5. One of his recent blog posts suggests that he is drifting runner-less after his very successful summer as it contains the phrase “I am not training for anything,” an obviously very thinly-veiled cry for help and suggestions with it’s being proclaimed in such a popular public running forum.

4. Ohhhh, to think of the fun he will have this winter with Excel, spread-sheeting split times like a madman…split times that are mostly meaningless to the rest of us. “Let’s see…if I run :41.33 from the 50 mile spring to the tuning fork tree, it could set me up nicely for a sub-2:37.44 Cal Street but then again it might make it difficult to manage a 2:57.18 Chinscraper which would get me to the the far pillar of the I-80 overpass 4:37 off pace for reaching the 3rd step up to the Brighton Lodge A.S. in 17:06.38”.

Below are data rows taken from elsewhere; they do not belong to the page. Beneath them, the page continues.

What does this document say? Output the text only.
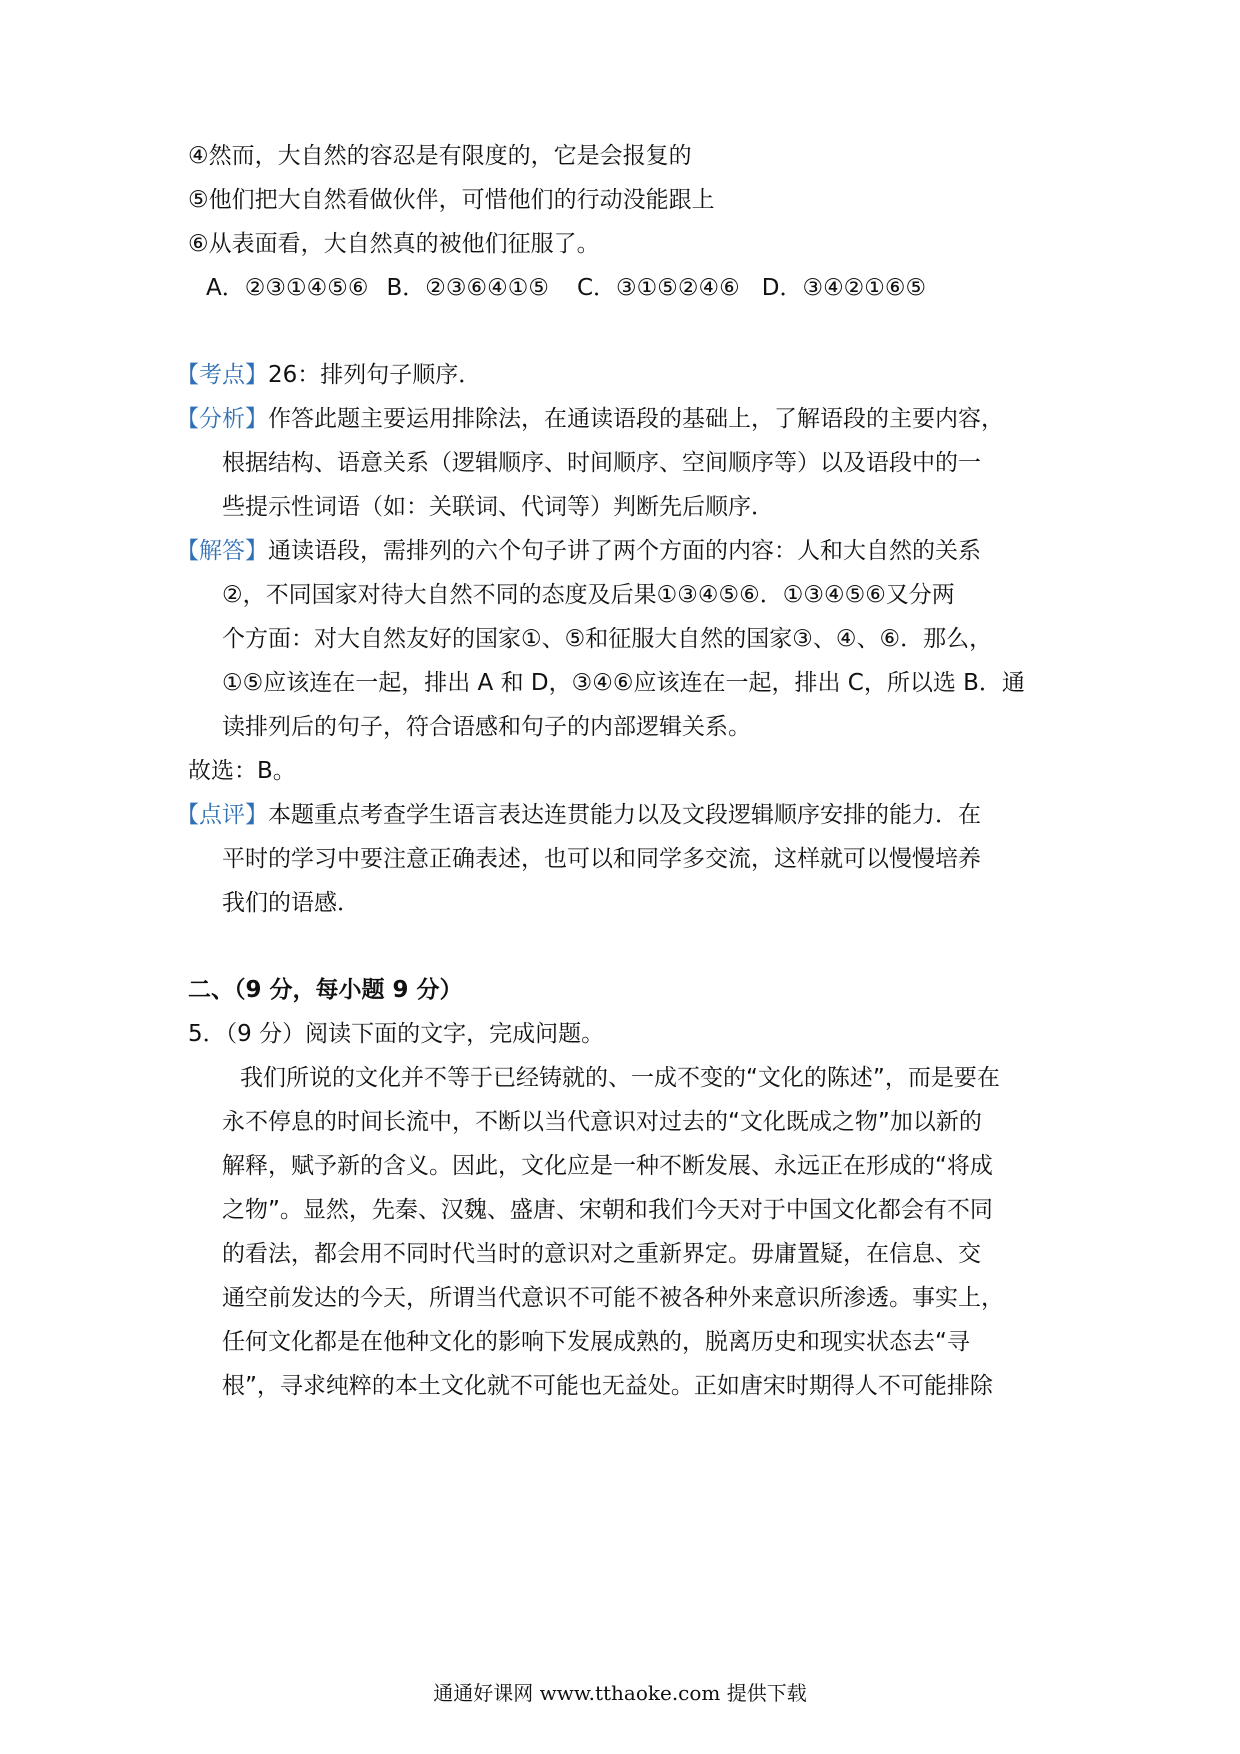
④然而，大自然的容忍是有限度的，它是会报复的
⑤他们把大自然看做伙伴，可惜他们的行动没能跟上
⑥从表面看，大自然真的被他们征服了。
A．②③①④⑤⑥ B．②③⑥④①⑤ C．③①⑤②④⑥ D．③④②①⑥⑤
【考点】26：排列句子顺序．
【分析】作答此题主要运用排除法，在通读语段的基础上，了解语段的主要内容，
根据结构、语意关系（逻辑顺序、时间顺序、空间顺序等）以及语段中的一
些提示性词语（如：关联词、代词等）判断先后顺序．
【解答】通读语段，需排列的六个句子讲了两个方面的内容：人和大自然的关系
②，不同国家对待大自然不同的态度及后果①③④⑤⑥．①③④⑤⑥又分两
个方面：对大自然友好的国家①、⑤和征服大自然的国家③、④、⑥．那么，
①⑤应该连在一起，排出 A 和 D，③④⑥应该连在一起，排出 C，所以选 B．通
读排列后的句子，符合语感和句子的内部逻辑关系。
故选：B。
【点评】本题重点考查学生语言表达连贯能力以及文段逻辑顺序安排的能力．在
平时的学习中要注意正确表述，也可以和同学多交流，这样就可以慢慢培养
我们的语感．
二、（9 分，每小题 9 分）
5．（9 分）阅读下面的文字，完成问题。
我们所说的文化并不等于已经铸就的、一成不变的“文化的陈述”，而是要在
永不停息的时间长流中，不断以当代意识对过去的“文化既成之物”加以新的
解释，赋予新的含义。因此，文化应是一种不断发展、永远正在形成的“将成
之物”。显然，先秦、汉魏、盛唐、宋朝和我们今天对于中国文化都会有不同
的看法，都会用不同时代当时的意识对之重新界定。毋庸置疑，在信息、交
通空前发达的今天，所谓当代意识不可能不被各种外来意识所渗透。事实上，
任何文化都是在他种文化的影响下发展成熟的，脱离历史和现实状态去“寻
根”，寻求纯粹的本土文化就不可能也无益处。正如唐宋时期得人不可能排除
通通好课网 www.tthaoke.com 提供下载
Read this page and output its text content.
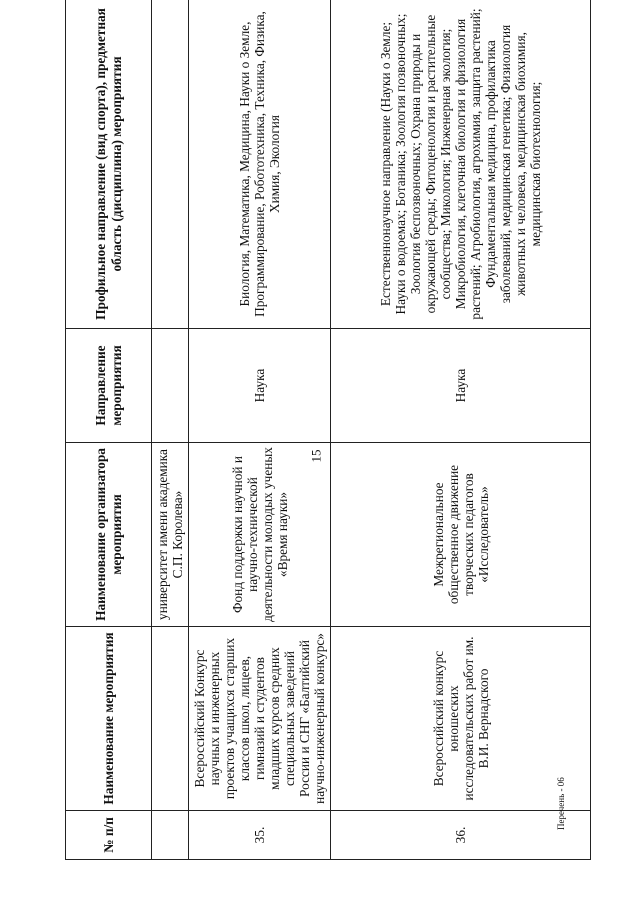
15
№ п/п	Наименование мероприятия	Наименование организатора мероприятия	Направление мероприятия	Профильное направление (вид спорта), предметная область (дисциплина) мероприятия
		университет имени академика С.П. Королева»		
35.	Всероссийский Конкурс научных и инженерных проектов учащихся старших классов школ, лицеев, гимназий и студентов младших курсов средних специальных заведений России и СНГ «Балтийский научно-инженерный конкурс»	Фонд поддержки научной и научно-технической деятельности молодых ученых «Время науки»	Наука	Биология, Математика, Медицина, Науки о Земле, Программирование, Робототехника, Техника, Физика, Химия, Экология
36.	Всероссийский конкурс юношеских исследовательских работ им. В.И. Вернадского	Межрегиональное общественное движение творческих педагогов «Исследователь»	Наука	Естественнонаучное направление (Науки о Земле; Науки о водоемах; Ботаника; Зоология позвоночных; Зоология беспозвоночных; Охрана природы и окружающей среды; Фитоценология и растительные сообщества; Микология; Инженерная экология; Микробиология, клеточная биология и физиология растений; Агробиология, агрохимия, защита растений; Фундаментальная медицина, профилактика заболеваний, медицинская генетика; Физиология животных и человека, медицинская биохимия, медицинская биотехнология;
Перечень - 06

3. He’s already earned (the hard way) his spot in the exclusive Big Dance club and, as unthinkable as it may seem now, one of these years he will once again have to experience the manic-depressive moods swings of lottery season which culminate on the first Saturday of December with either A) a euphoric declaration that “Today is the first day of my build-up to States” followed by a run much longer than necessary for a race still 7 months away or B) a trip to the pharmacist to buy $370 worth of Prozac.

2. The G.S. record holder, until this year’s Wasatch, most likely (although I have no proof) also set the more obscure but nonetheless noteworthy record of “most beers drank during a G.S. attempt”…a number that would undoubtedly be crushed like an aluminum can by Three Names.

And, the NUMBER ONE reason why AJW should take his shot at the G.S. record next year:

Isn’t it obvious? The guy once referred to as “The Bridesmaid” in countless race reports has a legitimate shot at sub-75 (one helluvalot better shot than sub-5 at Hayward Field anyway…)

11 Comments

    • @AJW, Glad you enjoyed it Mr. Jones-Jizzle Wizzle-Three Names-Tan Mitts-The Jiz-Wilkins. I figured you would; it is, afterall, about you. You could add Hardrock to the list, still go sub-75 for the original 4 and call it the Jizzle Wizzle-Wham-Bam-Thank You-Slam. Besides, that’s still only 5. Didn’t your East Coast drinking and puking bro do 6 in one summer? Six-packs, six one hundreds…has a sweetly subtle symmetry to it, eh?

    • @SLF, I had zero chance of leaving M.B. last spring without a nickname; The Jiz has zero chance of making a name for himself as a miler; The Jiz is training for a mile at Hayward in November against another ultrarunner-wannabe-miler when it is obvious he should be focusing on other things…what’s so hard to follow? I don’t think it’s age SLF…I’m thinkin’ you need to stop smokin’ that backwoods Oregon ibuprofen.